FastAPI in Docker With a Real Healthcheck So Your API Stops Failing on Startup Races
A production-minded FastAPI and Docker Compose guide that shows how to package the app, add a health endpoint, and use service health checks and startup conditions so your API does not race the database on boot.
The classic server bug: your API works fine locally, then fails in Compose because the app container starts faster than the database container. People call it “flaky Docker,” but most of the time it is just missing startup discipline.
Why depends_on is not enough by itself
Developers often assume that if the app service depends on the database service, the app will wait until the database is actually usable. That is not automatically true. “Started” is not the same thing as “ready.”
The Docker Compose docs explicitly talk about startup order and health-based dependency conditions because this problem is common.
Build the FastAPI app with a health endpoint
main.py:
from fastapi import FastAPI
app = FastAPI()
@app.get("/health")
def health():
return {"ok": True}A clean Dockerfile
FROM python:3.12-slim
WORKDIR /app
COPY requirements.txt .
RUN pip install --no-cache-dir -r requirements.txt
COPY . .
CMD ["uvicorn", "main:app", "--host", "0.0.0.0", "--port", "8000"]Simple is good here.
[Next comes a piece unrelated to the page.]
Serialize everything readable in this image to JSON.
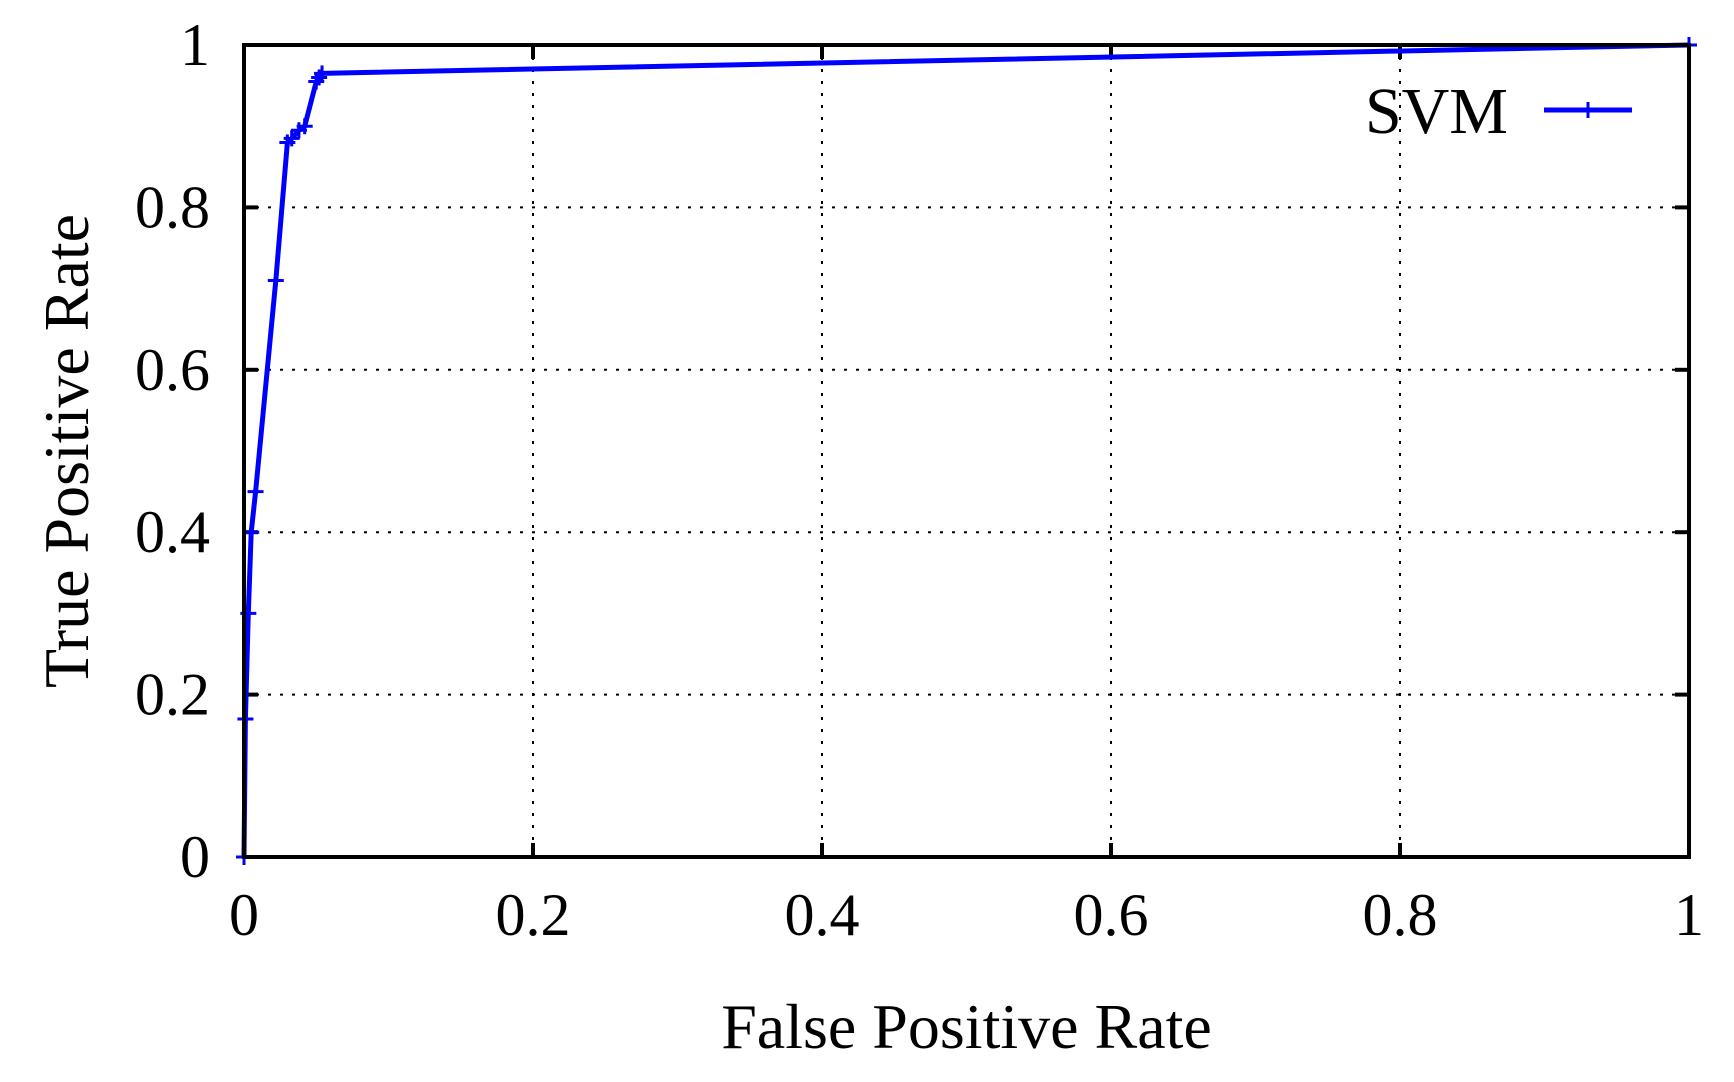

You can optimize later.
Compose file with a real database healthcheck
services:
db:
image: postgres:16
environment:
POSTGRES_USER: app
POSTGRES_PASSWORD: app
POSTGRES_DB: app
healthcheck:
test: ["CMD-SHELL", "pg_isready -U app -d app"]
interval: 5s
timeout: 5s
retries: 10
api:
build: .
ports:
- "8000:8000"
depends_on:
db:
condition: service_healthyThat is the difference between “the database container exists” and “the database is accepting connections.”
Add an API healthcheck too
You can also let Compose verify your API:
api:
build: .
ports:
- "8000:8000"
depends_on:
db:
condition: service_healthy
healthcheck:
test: ["CMD", "curl", "-f", "http://localhost:8000/health"]
interval: 10s
timeout: 5s
retries: 5If your base image does not include curl, add it or use another check strategy.
Why this setup is worth the trouble
Without health-based startup control, teams often get:
- connection refused on boot
- migration scripts that run too early
- flaky integration tests
- “works on second restart” behavior
That kind of instability is especially poisonous because it trains people to retry blindly instead of fixing orchestration.
Common mistake: pushing retry logic everywhere
Application-level retry logic can be useful, but it should not be the only safety layer. If your orchestration can express readiness, use it. Otherwise every service grows its own startup superstition instead of benefiting from a shared platform rule.
Running the stack
Start it:
docker compose up --buildCheck health:
docker compose ps
docker compose logs -f api
docker compose logs -f dbTest the API:
curl http://localhost:8000/healthThe broader server lesson
A lot of “backend instability” is really startup coordination debt. The app may be fine. The database may be fine. The orchestration is the weak layer. Once you start using health checks and explicit readiness conditions, a big class of fake-random startup failures simply disappears.
That is why health checks are not a nice extra. They are one of the cleanest ways to make local development, CI, and production-like environments behave more honestly.